CS 550 Programming Languages
Instructor: Jeremy Johnson 
Due date: Wed. April 29 at midnight (no late assignments will be accepted)

Memory Allocation and Garbage Collection

This assignment modifies the solution to Assignment 2, by providing an implementation of the underlying dynamic memory management used to support lists. Dynamic memory management should use garbage collection with a mark and sweep algorithm. The implementation of dynamic memory will assume that all allocated blocks are the same size (i.e. will hold either an int or a pointer to a list cell) and will follow the implementation outlined in Lecture 3. Use a vector or array of elements (ints or pointers, which are indices, to list cells).
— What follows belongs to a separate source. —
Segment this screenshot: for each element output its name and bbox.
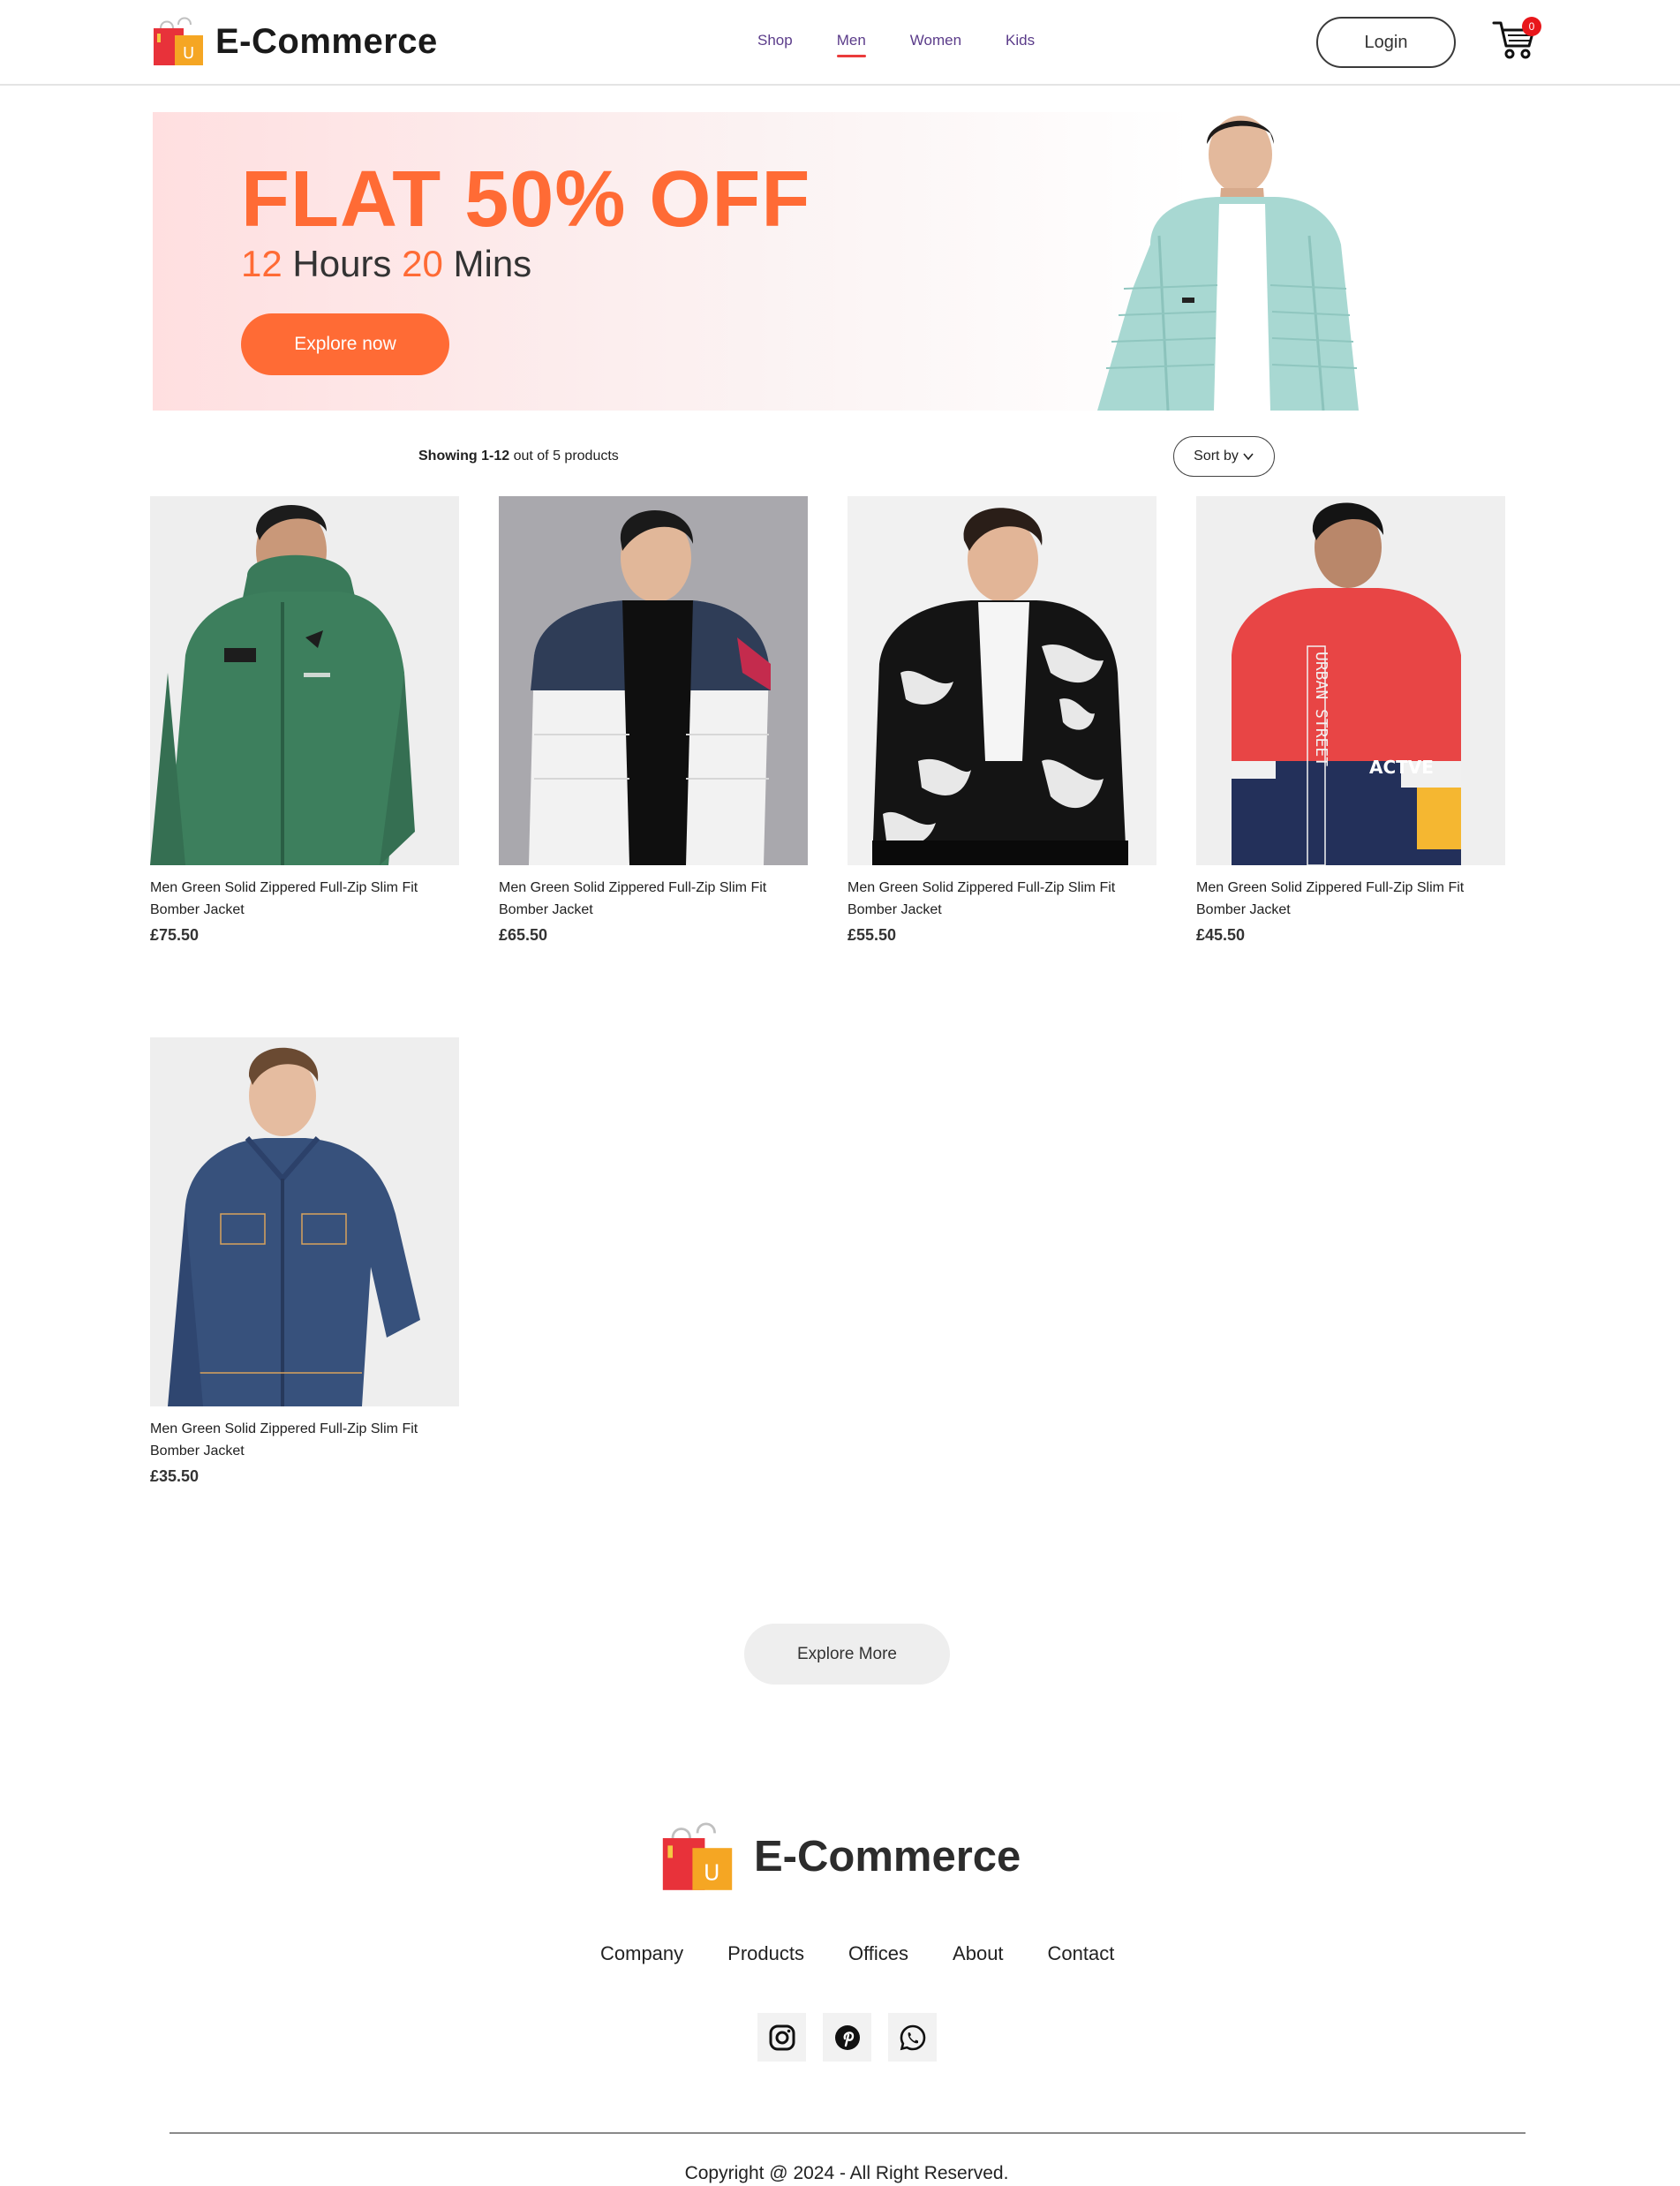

An element is stored in a cons cell which has two fields: a car field and a cdr field. cons cells also need bits to distinguish between pointers and ints and should also have a bit, for marking, to be used by garbage collection.

You will need to reimplement cons, from assignment 2 so that it checks to see if there are any available cells and if so returns a cell and updates the available cell list, and if not calls garbage collection. Recall that the available cells in the heap (a vector of cons cells) are linked together in an available cell list. Garbage collection works by first marking all active lists, i.e. those accessible from variables in the active environments, and then reclaiming, i.e. putting in the available cell list, those cells in the heap that are not marked. Afterwards, cells need to be unmarked. Make sure that temporary cells, e.g. those used to build list constants, or those used when concatenating lists, are accessible to the garbage collector.
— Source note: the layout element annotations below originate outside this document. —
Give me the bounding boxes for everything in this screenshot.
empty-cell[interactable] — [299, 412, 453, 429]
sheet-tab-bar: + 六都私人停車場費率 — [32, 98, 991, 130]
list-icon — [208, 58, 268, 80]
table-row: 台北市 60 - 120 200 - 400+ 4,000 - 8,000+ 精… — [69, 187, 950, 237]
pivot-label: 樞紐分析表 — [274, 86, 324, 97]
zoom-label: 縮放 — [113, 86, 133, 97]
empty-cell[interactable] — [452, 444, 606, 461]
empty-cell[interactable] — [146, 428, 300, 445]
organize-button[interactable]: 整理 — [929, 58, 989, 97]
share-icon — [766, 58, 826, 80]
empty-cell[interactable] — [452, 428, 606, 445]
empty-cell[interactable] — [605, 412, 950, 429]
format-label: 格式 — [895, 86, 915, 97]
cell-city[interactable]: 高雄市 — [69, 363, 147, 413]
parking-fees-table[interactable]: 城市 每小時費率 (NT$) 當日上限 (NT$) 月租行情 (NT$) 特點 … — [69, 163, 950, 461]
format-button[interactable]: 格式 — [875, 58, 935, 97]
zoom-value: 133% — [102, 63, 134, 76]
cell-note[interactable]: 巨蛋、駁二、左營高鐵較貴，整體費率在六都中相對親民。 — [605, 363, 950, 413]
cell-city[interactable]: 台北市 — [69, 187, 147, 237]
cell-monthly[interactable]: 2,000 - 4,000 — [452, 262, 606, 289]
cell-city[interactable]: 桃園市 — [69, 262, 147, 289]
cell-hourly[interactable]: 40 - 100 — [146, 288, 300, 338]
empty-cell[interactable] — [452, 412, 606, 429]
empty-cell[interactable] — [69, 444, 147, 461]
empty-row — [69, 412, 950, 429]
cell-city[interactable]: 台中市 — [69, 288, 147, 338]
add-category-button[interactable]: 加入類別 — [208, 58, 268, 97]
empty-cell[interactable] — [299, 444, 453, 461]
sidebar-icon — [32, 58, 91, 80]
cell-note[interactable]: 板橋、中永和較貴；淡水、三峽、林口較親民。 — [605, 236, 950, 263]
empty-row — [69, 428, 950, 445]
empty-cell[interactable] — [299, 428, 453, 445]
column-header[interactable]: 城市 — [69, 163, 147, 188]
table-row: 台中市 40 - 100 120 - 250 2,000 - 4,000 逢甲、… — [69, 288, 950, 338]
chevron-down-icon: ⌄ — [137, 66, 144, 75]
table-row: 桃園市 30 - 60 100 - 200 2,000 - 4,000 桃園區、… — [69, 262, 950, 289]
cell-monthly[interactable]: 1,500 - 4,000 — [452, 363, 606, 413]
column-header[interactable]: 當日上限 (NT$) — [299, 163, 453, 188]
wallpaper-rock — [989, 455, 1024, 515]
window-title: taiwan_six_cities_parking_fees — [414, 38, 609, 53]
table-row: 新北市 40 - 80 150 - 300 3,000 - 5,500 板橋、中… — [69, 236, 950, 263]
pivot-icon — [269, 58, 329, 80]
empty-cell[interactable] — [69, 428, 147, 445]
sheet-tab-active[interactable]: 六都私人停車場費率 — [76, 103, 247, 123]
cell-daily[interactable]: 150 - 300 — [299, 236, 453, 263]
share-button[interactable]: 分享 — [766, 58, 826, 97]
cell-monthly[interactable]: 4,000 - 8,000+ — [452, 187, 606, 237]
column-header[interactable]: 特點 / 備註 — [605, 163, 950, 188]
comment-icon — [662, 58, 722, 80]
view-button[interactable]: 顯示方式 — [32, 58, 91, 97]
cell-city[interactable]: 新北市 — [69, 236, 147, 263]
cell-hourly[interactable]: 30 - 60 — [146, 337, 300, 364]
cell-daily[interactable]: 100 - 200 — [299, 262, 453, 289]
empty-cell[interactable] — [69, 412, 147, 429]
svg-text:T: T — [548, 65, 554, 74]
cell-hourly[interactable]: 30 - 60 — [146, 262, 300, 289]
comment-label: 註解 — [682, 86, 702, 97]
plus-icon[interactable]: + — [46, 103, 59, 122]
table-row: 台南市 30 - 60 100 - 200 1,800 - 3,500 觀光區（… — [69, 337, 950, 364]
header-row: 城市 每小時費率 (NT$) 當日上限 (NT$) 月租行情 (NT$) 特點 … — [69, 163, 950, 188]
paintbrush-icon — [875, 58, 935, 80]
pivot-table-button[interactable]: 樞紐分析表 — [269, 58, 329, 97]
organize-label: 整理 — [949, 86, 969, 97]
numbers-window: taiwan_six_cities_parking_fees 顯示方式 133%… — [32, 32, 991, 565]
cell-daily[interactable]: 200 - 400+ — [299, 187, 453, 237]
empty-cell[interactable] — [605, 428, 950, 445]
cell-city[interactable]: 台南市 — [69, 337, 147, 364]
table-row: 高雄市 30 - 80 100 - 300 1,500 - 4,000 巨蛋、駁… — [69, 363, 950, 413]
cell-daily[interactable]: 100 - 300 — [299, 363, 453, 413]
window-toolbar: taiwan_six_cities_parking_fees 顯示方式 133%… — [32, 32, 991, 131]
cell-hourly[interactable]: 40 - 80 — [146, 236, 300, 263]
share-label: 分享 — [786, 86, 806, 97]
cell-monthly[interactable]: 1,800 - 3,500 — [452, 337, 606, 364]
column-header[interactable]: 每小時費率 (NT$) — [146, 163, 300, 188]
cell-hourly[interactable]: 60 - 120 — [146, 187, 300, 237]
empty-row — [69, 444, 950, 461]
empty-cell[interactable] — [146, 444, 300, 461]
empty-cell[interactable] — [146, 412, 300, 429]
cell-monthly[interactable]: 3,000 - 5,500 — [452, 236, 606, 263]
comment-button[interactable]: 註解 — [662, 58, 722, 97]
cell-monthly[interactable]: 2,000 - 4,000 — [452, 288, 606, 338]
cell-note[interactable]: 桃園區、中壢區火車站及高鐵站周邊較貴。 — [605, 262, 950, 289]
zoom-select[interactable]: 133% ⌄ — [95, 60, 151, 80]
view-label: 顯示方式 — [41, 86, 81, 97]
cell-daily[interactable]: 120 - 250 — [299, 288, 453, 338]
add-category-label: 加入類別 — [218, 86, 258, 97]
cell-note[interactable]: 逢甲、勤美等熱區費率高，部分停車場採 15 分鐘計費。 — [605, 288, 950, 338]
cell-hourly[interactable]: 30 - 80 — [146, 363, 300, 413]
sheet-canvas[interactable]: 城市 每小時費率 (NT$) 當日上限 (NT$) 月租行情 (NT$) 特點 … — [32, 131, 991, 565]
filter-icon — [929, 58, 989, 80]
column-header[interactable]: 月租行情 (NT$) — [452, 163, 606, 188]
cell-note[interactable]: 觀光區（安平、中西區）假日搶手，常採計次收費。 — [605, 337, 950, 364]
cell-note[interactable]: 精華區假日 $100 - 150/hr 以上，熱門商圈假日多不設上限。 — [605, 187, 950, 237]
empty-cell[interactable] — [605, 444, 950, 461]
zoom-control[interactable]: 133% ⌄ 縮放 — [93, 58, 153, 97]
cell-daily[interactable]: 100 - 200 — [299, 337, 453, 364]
You will also need to reimplement car, cdr, and null? to access the car and cdr fields of cons cells and to check for lists that are null (list with index -1.
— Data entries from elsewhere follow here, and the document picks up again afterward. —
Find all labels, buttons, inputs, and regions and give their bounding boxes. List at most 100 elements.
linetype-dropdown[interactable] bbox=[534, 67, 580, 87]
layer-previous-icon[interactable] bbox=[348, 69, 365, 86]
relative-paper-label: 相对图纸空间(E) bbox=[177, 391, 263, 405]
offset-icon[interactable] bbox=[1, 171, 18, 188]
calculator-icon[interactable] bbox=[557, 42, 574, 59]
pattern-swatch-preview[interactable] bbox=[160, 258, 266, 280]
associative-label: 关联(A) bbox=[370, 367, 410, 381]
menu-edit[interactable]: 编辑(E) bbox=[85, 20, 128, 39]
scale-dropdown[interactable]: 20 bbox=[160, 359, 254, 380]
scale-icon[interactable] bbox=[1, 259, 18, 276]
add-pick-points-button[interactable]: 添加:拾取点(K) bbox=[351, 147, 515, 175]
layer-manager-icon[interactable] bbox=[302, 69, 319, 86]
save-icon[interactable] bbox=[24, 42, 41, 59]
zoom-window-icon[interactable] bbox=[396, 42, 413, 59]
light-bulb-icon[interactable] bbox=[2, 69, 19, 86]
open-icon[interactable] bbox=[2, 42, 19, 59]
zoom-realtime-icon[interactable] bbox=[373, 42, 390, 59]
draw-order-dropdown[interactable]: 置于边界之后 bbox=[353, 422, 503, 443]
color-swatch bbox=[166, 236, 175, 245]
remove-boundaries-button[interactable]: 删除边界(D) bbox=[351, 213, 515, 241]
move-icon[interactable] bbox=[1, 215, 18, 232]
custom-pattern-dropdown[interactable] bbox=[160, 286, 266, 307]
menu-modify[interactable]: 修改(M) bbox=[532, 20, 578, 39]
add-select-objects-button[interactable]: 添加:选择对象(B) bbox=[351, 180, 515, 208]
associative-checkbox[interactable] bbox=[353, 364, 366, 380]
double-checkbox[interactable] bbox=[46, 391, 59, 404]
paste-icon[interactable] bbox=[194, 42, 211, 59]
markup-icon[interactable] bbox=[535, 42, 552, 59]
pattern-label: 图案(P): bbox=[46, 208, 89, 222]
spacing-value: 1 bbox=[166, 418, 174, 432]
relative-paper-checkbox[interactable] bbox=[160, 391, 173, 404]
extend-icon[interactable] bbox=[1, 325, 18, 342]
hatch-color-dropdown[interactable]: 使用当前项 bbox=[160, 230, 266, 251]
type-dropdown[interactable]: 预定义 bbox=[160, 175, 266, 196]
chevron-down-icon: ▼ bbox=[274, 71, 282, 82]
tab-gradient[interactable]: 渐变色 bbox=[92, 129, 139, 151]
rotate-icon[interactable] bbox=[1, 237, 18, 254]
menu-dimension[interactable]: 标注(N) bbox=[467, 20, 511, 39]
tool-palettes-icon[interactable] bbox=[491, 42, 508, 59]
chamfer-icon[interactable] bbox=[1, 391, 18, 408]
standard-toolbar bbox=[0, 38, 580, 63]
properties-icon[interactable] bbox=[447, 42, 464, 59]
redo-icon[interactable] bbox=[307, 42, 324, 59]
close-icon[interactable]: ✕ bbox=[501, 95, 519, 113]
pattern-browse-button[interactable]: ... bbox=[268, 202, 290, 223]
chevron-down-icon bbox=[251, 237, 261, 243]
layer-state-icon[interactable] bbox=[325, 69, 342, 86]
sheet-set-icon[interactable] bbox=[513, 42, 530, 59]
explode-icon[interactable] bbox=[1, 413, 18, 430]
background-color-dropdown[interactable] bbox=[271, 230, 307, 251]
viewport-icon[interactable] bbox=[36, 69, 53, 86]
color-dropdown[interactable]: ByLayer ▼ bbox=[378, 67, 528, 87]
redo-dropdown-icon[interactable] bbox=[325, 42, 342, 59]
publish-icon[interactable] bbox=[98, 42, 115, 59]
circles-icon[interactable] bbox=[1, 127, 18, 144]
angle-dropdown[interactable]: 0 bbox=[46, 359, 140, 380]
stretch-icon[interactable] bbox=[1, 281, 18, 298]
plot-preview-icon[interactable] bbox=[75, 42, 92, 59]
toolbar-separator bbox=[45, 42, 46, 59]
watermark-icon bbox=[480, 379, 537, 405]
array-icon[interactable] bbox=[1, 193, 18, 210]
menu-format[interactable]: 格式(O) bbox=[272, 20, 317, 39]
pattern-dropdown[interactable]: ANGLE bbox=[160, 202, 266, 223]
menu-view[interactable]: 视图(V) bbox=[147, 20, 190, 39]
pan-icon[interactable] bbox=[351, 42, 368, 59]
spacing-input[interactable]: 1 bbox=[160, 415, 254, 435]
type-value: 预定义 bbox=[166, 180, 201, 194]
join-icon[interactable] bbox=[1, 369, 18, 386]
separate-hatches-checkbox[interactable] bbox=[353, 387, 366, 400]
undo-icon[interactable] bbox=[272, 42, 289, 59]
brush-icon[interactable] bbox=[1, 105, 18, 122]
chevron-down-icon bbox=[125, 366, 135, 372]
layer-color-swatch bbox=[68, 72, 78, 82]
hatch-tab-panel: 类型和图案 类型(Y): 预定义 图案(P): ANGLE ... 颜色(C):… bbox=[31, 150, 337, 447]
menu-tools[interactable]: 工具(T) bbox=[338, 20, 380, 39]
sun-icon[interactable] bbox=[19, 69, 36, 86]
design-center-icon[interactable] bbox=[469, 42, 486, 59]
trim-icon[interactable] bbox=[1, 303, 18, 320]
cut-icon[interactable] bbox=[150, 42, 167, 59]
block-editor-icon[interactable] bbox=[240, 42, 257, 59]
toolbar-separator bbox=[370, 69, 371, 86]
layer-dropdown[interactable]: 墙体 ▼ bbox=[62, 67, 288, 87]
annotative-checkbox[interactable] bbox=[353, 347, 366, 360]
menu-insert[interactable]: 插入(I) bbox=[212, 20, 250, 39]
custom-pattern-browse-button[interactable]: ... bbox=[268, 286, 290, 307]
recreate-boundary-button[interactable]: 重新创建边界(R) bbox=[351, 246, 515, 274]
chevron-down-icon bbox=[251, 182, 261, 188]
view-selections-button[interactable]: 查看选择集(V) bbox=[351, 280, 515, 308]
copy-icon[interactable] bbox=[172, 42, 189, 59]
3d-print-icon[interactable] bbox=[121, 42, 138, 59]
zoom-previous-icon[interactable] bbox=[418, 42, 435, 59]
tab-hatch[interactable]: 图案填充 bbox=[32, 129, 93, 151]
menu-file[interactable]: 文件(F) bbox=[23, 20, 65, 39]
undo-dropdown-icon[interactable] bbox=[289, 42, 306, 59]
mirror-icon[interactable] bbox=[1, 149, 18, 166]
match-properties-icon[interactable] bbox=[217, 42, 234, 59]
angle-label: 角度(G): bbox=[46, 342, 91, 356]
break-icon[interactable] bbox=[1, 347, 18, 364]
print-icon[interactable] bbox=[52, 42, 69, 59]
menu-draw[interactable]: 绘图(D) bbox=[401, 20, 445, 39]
This assignment may be written in any of the following languages: C, C++, java, python, and their corresponding parser generators, though the current mini language interpreter provided from me is written in C++ and bison(there is some java code but that code does not suppport the extension of the mini language to allow procedures).

Background Information

Background information is available in lectures 2 and 3.

What to do

Redo the list processing functions in Assignment 2 to use your own implementation of dynamic memory allocation and garbage collection.
  1. Provide a heap of cons cells (use a vector or array). Organize available cells into an available cell list.
  2. Reimplement cons, car, cdr, and null? to use and access cells in the heap. All allocation should ultimately be done through cons. The cons function should get cells from the available cell list, and if none are available call garbage collection. If cells are reclaimed by garbage collection, the processing of cons should resume, otherwise an error message printed.
  3. Implement a mark and sweep garbage collector. Accessible cells are those that can be reached from variables in the active environments. You also need to make sure to handle temporary variables properly, i.e. those used to construct list constants and in support of the concatenation operator.
Make sure that you thoroughly test your garbage collection routines by executing several scenarios where garbage collection is required.

How to submit

Students should submit their solution electronically using webct. Only one submission is required per group. The group leader for the assignment should submit the assignment. Submit a gzipped tar file, called A2.tar.gz (the tar file should contain a directory called A7 which contains the files). The tar file should contain source code, instructions how to run your programs, sample input and output files, and a README file. The README file should describe all files that are included, contain instructions how to build and use the code, and outline how the code works. The README file should also contain a list of all group members and the group leader for the submitted assignment. You should also indicate how you tested your code. If your program is not working, you should clearly state this in the README file. Code should be documented (clear specifications and comments for any tricky parts of the code). Those questions that involve hand computations or proofs should be submitted as pdf or text files whose name indicates the question.